Remove Python list element

Question

I have two list,

l1 = [1,2,3,4,5,6]
l2 = [3,2]

what i want is to remove the element of list l1 which is in l2, for that i have done something like this,

for x in l1:
    if x in l2:
        l1.remove(x)

it gives output like

[1, 3, 4, 5, 6]

but the output should be like

[1, 4, 5, 6]

can any one shed light on this.

Answer 1

This is easily explained like this.

consider the first array you have:

| 1 | 2 | 3 | 4 | 5 | 6 |

Now you start iterating

| 1 | 2 | 3 | 4 | 5 | 6 |
  ^

Nothing happens, iterator increments

| 1 | 2 | 3 | 4 | 5 | 6 |
      ^

2 gets removed

| 1 | 3 | 4 | 5 | 6 |
      ^

iterator increments

| 1 | 3 | 4 | 5 | 6 |
          ^

And voila, 3 is still there.

The solution is to iterate ove a copy of the vector e.g.
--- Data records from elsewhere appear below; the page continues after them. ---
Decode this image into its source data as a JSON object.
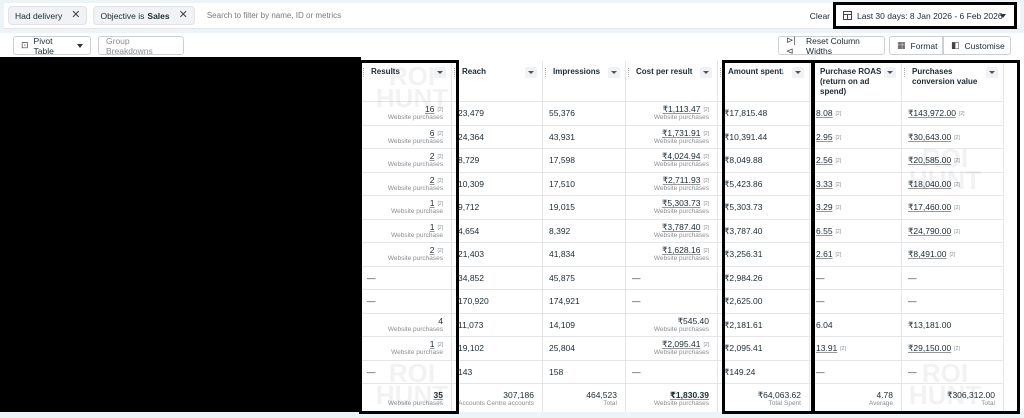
{
  "filters": {
    "chips": [
      {
        "label": "Had delivery",
        "bold": ""
      },
      {
        "label": "Objective is",
        "bold": "Sales"
      }
    ],
    "search_placeholder": "Search to filter by name, ID or metrics",
    "clear_label": "Clear",
    "date_range": "Last 30 days: 8 Jan 2026 - 6 Feb 2026"
  },
  "toolbar": {
    "pivot_table": "Pivot Table",
    "group_breakdowns": "Group Breakdowns",
    "reset_column_widths": "Reset Column Widths",
    "format": "Format",
    "customise": "Customise"
  },
  "table": {
    "columns": [
      {
        "key": "results",
        "label": "Results"
      },
      {
        "key": "reach",
        "label": "Reach"
      },
      {
        "key": "impressions",
        "label": "Impressions"
      },
      {
        "key": "cost_per_result",
        "label": "Cost per result"
      },
      {
        "key": "amount_spent",
        "label": "Amount spent",
        "sorted": "↓"
      },
      {
        "key": "purchase_roas",
        "label": "Purchase ROAS (return on ad spend)"
      },
      {
        "key": "purchases_conversion_value",
        "label": "Purchases conversion value"
      }
    ],
    "rows": [
      {
        "results": "16",
        "results_sub": "Website purchases",
        "reach": "23,479",
        "impressions": "55,376",
        "cost_per_result": "₹1,113.47",
        "cpr_sub": "Website purchases",
        "amount_spent": "₹17,815.48",
        "roas": "8.08",
        "conv_value": "₹143,972.00"
      },
      {
        "results": "6",
        "results_sub": "Website purchases",
        "reach": "24,364",
        "impressions": "43,931",
        "cost_per_result": "₹1,731.91",
        "cpr_sub": "Website purchases",
        "amount_spent": "₹10,391.44",
        "roas": "2.95",
        "conv_value": "₹30,643.00"
      },
      {
        "results": "2",
        "results_sub": "Website purchases",
        "reach": "8,729",
        "impressions": "17,598",
        "cost_per_result": "₹4,024.94",
        "cpr_sub": "Website purchases",
        "amount_spent": "₹8,049.88",
        "roas": "2.56",
        "conv_value": "₹20,585.00"
      },
      {
        "results": "2",
        "results_sub": "Website purchases",
        "reach": "10,309",
        "impressions": "17,510",
        "cost_per_result": "₹2,711.93",
        "cpr_sub": "Website purchases",
        "amount_spent": "₹5,423.86",
        "roas": "3.33",
        "conv_value": "₹18,040.00"
      },
      {
        "results": "1",
        "results_sub": "Website purchase",
        "reach": "9,712",
        "impressions": "19,015",
        "cost_per_result": "₹5,303.73",
        "cpr_sub": "Website purchases",
        "amount_spent": "₹5,303.73",
        "roas": "3.29",
        "conv_value": "₹17,460.00"
      },
      {
        "results": "1",
        "results_sub": "Website purchase",
        "reach": "4,654",
        "impressions": "8,392",
        "cost_per_result": "₹3,787.40",
        "cpr_sub": "Website purchases",
        "amount_spent": "₹3,787.40",
        "roas": "6.55",
        "conv_value": "₹24,790.00"
      },
      {
        "results": "2",
        "results_sub": "Website purchases",
        "reach": "21,403",
        "impressions": "41,834",
        "cost_per_result": "₹1,628.16",
        "cpr_sub": "Website purchases",
        "amount_spent": "₹3,256.31",
        "roas": "2.61",
        "conv_value": "₹8,491.00"
      },
      {
        "results": "—",
        "results_sub": "",
        "reach": "34,852",
        "impressions": "45,875",
        "cost_per_result": "—",
        "cpr_sub": "",
        "amount_spent": "₹2,984.26",
        "roas": "—",
        "conv_value": "—"
      },
      {
        "results": "—",
        "results_sub": "",
        "reach": "170,920",
        "impressions": "174,921",
        "cost_per_result": "—",
        "cpr_sub": "",
        "amount_spent": "₹2,625.00",
        "roas": "—",
        "conv_value": "—"
      },
      {
        "results": "4",
        "results_sub": "Website purchases",
        "reach": "11,073",
        "impressions": "14,109",
        "cost_per_result": "₹545.40",
        "cpr_sub": "Website purchases",
        "amount_spent": "₹2,181.61",
        "roas": "6.04",
        "conv_value": "₹13,181.00"
      },
      {
        "results": "1",
        "results_sub": "Website purchase",
        "reach": "19,102",
        "impressions": "25,804",
        "cost_per_result": "₹2,095.41",
        "cpr_sub": "Website purchases",
        "amount_spent": "₹2,095.41",
        "roas": "13.91",
        "conv_value": "₹29,150.00"
      },
      {
        "results": "—",
        "results_sub": "",
        "reach": "143",
        "impressions": "158",
        "cost_per_result": "—",
        "cpr_sub": "",
        "amount_spent": "₹149.24",
        "roas": "—",
        "conv_value": "—"
      }
    ],
    "footnote": "[2]",
    "totals": {
      "results": "35",
      "results_sub": "Website purchases",
      "reach": "307,186",
      "reach_sub": "Accounts Centre accounts",
      "impressions": "464,523",
      "impressions_sub": "Total",
      "cost_per_result": "₹1,830.39",
      "cpr_sub": "Website purchases",
      "amount_spent": "₹64,063.62",
      "amount_sub": "Total Spent",
      "roas": "4.78",
      "roas_sub": "Average",
      "conv_value": "₹306,312.00",
      "conv_sub": "Total"
    }
  },
  "watermark": {
    "line1": "ROI",
    "line2": "HUNT"
  }
}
for x in l1[:]: <- slice on entire array
    if x in l2:
        l1.remove(x)

or to iterate in reverse:

for x in reversed(l1):
    if x in l2:
        l1.remove(x)

Which acts like this:

| 1 | 2 | 3 | 4 | 5 | 6 |
              ^

| 1 | 2 | 3 | 4 | 5 | 6 |
          ^

| 1 | 2 | 4 | 5 | 6 |
          ^

| 1 | 2 | 4 | 5 | 6 |
      ^

| 1 | 4 | 5 | 6 |
      ^

| 1 | 4 | 5 | 6 |
  ^

Answer 2

Why not making it a bit simpler? No need to actually iterate over l1 if we only want to remove elements present in l2:

for item in l2:
    while item in l1:
        l1.remove(item)

This gives you exactly the output desired...

Also, as commenters point out, if there is a possibility that we can have duplicates:

l1 = filter(lambda x: x not in l2, l1)

.. or many other variations using list comprehensions.